132 minutes, c’est anormalement long pour une comédie romantique. En quantité, Spanglish prétend offrir plus qu’un package love, etc. de 90 minutes. Spanglish est donc un moyen-métrage de 42 minutes. Il s’y passe quoi ? Le choc du Span et du Glish, la rencontre de la jeune Mexicaine Flor (Paz Vega, la femme pénétrée par son liliputien de mari dans le court-métrage inséré dans Parle avec elle d’Almodovar) avec une famille de Californiens aisés mais agités. Spanglish, contraction de spanish et english, s’offre en guise de sujet le choc des cultures et le rapport entre natives et immigrants, du côté de la cité des Anges.

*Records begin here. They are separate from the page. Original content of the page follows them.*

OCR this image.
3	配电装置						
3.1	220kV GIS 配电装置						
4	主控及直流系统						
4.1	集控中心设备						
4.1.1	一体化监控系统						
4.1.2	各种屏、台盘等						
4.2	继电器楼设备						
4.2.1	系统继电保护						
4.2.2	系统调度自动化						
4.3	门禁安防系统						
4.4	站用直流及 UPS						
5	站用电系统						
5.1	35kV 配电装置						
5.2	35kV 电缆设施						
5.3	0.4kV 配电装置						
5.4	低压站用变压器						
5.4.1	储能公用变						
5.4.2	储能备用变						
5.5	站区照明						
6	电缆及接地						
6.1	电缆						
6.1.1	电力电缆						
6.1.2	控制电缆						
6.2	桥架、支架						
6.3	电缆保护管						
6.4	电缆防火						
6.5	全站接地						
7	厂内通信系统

Gentil film, donc, qui étale un programme gagnant d’avance. Soit la chimie, politiquement correcte, d’une lutte des classes telle qu’on la rêve. Belle latino élevant seule sa fille (brillante écolière) mais ne parlant pas un mot d’anglais rencontre cuisinier successful (3 étoiles bientôt 4). A Hollywood, la lutte des classes a toujours l’air d’un conte de fées, où les princesses sont belles, mais mal coiffées. Là, en 132 minutes, James Brooks (Pour le meilleur et pour le pire) a le temps de complexifier un peu son affaire. Ajoutant ici un drame socio-filial (la fille de Flor se plait chez les gringos, un peu trop au goût de sa maman), là une poignée de seconds rôles (ado boulotte et complexée, grand-mère chanteuse retraitée, alcoolique et malicieuse, etc.). Se permettant même un anti-dénouement pour clamer sa lucidité (pas de lâché de tourtereaux en fin de film). Il y a chez James Brooks un désir visible de gagner sur tous les tableaux, devançant partout les reproches qu’on pourrait lui faire. Il a vu toutes les bluettes faux-derche des années 90 et en a retenu les leçons nécessaires pour en réaliser l’antithèse. C’est assez réussi, mais aussi bien moins réjouissant. Le secret de la comédie romantique n’est pas la qualité d’un regard, le refus des conventions ou le sérieux pour aborder quelque thème de société, mais au contraire une manière d’établir les règles d’une sociabilité inédite, ou, plus joliment, utopique. Restent les acteurs, Tea Leoni dans un numéro quasi-amusant, de bourgeoise borderline, et Adam Sandler qui, même lorsqu’on ne lui demande rien -en tout cas pas d’être drôle- a toujours envie de faire un sketch. Du calme, Adam.